Nature medicine (2018-12-12)
Fulvio D'Angelo, Michele Ceccarelli, Tala, Luciano Garofano, Jing Zhang, Véronique Frattini, Francesca P Caruso, Genevieve Lewis, Kristin D Alfaro, Luc Bauchet, Giulia Berzero, David Cachia, Mario Cangiano, Laurent Capelle, John de Groot, Francesco DiMeco, François Ducray, Walid Farah, Gaetano Finocchiaro, Stéphane Goutagny, Carlos Kamiya-Matsuoka, Cinzia Lavarino, Hugues Loiseau, Véronique Lorgis, Carlo E Marras, Ian McCutcheon, Do-Hyun Nam, Susanna Ronchi, Veronica Saletti, Romuald Seizeur, John Slopis, Mariona Suñol, Fanny Vandenbos, Pascale Varlet, Dominique Vidaud, Colin Watts, Viviane Tabar, David E Reuss, Seung-Ki Kim, David Meyronet, Karima Mokhtari, Hector Salvador, Krishna P Bhat, Marica Eoli, Marc Sanson, Anna Lasorella, Antonio Iavarone
RÉSUMÉ

Neurofibromatosis type 1 (NF1) is a common tumor predisposition syndrome in which glioma is one of the prevalent tumors.
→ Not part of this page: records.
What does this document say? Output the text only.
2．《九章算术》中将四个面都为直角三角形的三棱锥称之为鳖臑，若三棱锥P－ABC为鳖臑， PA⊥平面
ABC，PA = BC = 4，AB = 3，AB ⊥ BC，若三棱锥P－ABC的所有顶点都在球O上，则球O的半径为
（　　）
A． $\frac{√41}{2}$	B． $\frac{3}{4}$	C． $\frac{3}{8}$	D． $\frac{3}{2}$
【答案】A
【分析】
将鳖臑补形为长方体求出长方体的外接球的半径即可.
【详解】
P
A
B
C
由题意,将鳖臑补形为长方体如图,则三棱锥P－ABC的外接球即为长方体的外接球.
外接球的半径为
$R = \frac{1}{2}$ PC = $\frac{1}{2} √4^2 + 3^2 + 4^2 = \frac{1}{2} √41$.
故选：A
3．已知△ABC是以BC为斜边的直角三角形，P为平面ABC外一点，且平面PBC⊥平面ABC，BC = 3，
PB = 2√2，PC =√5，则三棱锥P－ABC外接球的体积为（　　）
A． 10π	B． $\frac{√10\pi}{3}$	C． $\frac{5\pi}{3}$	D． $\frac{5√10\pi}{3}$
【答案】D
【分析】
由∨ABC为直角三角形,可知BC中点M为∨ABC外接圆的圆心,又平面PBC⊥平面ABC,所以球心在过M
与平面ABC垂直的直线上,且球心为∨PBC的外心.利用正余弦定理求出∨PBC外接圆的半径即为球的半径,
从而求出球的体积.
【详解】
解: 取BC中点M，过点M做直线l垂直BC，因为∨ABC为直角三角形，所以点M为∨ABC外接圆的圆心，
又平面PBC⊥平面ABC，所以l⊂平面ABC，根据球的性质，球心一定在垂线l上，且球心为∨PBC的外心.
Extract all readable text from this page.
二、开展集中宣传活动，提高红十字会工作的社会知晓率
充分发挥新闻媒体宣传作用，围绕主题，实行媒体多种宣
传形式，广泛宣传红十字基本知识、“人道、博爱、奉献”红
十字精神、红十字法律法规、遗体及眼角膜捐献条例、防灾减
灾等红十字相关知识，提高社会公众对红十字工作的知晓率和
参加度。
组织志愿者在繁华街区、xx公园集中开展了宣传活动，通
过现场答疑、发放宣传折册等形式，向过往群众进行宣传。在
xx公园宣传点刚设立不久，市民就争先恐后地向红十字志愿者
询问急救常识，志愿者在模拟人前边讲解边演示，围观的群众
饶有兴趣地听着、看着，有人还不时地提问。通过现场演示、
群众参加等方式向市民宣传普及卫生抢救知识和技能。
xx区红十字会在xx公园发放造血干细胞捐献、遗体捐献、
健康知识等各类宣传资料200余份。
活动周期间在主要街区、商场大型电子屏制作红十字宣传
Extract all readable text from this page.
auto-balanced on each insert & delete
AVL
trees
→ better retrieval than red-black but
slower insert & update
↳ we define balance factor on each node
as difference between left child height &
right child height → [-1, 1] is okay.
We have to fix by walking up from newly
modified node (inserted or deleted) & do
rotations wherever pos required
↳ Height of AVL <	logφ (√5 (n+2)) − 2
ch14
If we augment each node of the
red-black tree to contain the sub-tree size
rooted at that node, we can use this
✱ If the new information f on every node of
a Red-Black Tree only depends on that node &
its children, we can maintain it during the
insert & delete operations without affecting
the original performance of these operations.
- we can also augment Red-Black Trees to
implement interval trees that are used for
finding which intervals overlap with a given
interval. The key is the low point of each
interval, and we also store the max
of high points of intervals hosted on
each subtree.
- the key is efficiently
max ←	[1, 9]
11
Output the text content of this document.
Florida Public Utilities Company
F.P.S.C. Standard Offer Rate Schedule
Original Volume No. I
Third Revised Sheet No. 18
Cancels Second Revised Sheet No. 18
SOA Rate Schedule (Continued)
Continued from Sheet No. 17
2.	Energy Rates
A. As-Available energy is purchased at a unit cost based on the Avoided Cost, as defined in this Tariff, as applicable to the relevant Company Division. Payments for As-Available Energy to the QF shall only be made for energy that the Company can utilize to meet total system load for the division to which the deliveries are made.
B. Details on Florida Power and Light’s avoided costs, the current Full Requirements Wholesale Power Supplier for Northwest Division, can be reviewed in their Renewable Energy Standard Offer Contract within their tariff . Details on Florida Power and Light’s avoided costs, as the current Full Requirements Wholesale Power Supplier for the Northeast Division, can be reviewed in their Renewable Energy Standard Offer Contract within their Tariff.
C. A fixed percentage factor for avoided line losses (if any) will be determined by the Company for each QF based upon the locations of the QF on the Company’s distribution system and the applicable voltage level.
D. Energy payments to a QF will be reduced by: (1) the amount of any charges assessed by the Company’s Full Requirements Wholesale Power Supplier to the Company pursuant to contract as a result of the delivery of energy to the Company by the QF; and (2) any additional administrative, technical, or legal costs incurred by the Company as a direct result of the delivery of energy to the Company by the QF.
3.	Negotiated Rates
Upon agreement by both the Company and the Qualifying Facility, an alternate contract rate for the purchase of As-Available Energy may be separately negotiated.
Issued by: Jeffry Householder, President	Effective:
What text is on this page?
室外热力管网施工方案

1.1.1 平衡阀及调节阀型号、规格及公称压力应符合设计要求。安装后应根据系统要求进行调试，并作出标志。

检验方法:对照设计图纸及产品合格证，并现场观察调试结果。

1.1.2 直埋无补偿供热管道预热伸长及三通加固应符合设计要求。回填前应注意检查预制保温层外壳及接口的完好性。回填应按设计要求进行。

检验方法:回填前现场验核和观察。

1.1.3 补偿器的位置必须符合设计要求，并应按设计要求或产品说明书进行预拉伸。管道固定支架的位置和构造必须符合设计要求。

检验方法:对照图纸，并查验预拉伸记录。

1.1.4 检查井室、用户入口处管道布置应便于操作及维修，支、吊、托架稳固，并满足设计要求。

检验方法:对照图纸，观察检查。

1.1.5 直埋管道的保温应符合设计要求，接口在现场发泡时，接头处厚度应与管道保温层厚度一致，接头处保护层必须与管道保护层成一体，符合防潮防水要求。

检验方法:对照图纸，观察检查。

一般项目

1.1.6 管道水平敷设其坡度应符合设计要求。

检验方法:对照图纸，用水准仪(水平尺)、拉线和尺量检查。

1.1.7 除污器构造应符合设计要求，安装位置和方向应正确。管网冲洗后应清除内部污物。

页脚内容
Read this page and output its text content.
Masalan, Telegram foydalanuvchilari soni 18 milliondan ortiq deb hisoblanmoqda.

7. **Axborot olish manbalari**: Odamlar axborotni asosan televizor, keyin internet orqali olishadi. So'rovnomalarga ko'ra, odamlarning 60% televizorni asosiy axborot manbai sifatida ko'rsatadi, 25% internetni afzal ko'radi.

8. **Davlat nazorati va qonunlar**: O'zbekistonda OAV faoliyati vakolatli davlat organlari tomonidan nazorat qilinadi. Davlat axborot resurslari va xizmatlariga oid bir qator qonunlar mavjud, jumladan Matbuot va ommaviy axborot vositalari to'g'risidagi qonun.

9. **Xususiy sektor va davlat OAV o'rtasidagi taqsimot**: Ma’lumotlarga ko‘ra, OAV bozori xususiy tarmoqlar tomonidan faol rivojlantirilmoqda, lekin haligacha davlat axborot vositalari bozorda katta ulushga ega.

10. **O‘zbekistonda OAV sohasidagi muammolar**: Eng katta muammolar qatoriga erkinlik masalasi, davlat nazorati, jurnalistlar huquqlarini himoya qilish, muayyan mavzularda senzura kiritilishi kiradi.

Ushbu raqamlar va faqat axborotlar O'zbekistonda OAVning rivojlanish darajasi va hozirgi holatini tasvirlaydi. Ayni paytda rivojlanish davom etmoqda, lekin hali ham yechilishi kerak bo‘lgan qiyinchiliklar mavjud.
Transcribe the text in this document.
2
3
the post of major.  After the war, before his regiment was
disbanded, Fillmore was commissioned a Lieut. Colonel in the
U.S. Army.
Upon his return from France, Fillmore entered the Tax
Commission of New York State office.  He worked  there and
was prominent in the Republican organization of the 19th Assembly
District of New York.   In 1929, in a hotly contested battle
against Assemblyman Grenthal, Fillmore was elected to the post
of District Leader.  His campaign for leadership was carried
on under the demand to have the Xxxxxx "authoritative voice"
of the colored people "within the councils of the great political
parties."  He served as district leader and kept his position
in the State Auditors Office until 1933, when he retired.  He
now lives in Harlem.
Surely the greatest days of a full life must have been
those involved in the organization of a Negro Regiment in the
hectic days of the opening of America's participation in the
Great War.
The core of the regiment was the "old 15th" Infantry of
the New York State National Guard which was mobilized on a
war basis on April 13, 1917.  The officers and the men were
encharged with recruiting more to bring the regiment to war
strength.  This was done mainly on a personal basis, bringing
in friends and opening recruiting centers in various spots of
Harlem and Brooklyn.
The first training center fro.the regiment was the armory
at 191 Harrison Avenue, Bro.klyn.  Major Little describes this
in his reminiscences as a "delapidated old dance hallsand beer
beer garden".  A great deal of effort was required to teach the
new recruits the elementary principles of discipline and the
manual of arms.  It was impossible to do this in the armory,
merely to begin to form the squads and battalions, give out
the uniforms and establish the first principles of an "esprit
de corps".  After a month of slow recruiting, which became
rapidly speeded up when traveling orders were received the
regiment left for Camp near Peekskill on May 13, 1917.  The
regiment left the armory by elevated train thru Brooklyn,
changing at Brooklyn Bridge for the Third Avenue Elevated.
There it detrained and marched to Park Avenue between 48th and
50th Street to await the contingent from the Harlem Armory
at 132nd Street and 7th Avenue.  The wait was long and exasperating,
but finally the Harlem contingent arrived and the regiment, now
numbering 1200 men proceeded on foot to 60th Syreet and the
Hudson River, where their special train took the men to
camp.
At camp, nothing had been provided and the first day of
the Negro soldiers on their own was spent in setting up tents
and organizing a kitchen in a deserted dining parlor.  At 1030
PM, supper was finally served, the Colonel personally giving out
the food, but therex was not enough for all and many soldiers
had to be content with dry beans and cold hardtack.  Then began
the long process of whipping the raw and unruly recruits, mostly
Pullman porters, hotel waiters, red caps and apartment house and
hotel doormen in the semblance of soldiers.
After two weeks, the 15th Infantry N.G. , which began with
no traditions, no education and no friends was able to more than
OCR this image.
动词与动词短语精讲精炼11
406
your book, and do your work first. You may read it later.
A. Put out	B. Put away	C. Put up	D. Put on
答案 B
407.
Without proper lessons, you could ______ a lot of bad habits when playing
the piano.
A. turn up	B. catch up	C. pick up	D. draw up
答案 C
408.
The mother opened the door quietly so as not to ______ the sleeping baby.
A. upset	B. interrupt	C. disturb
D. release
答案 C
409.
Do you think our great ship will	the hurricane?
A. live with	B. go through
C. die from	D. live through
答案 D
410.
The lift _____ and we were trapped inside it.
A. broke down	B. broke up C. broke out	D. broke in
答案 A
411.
Gliomagenesis in NF1 results in a heterogeneous spectrum of low- to high-grade neoplasms occurring during the entire lifespan of patients. The pattern of genetic and epigenetic alterations of glioma that develops in NF1 patients and the similarities with sporadic glioma remain unknown. Here, we present the molecular landscape of low- and high-grade gliomas in patients affected by NF1 (NF1-glioma). We found that the predisposing germline mutation of the NF1 gene was frequently converted to homozygosity and the somatic mutational load of NF1-glioma was influenced by age and grade. High-grade tumors harbored genetic alterations of TP53 and CDKN2A, frequent mutations of ATRX associated with Alternative Lengthening of Telomere, and were enriched in genetic alterations of transcription/chromatin regulation and PI3 kinase pathways. Low-grade tumors exhibited fewer mutations that were over-represented in genes of the MAP kinase pathway. Approximately 50% of low-grade NF1-gliomas displayed an immune signature, T lymphocyte infiltrates, and increased neo-antigen load. DNA methylation assigned NF1-glioma to LGm6, a poorly defined Isocitrate Dehydrogenase 1 wild-type subgroup enriched with ATRX mutations. Thus, the profiling of NF1-glioma defined a distinct landscape that recapitulates a subset of sporadic tumors.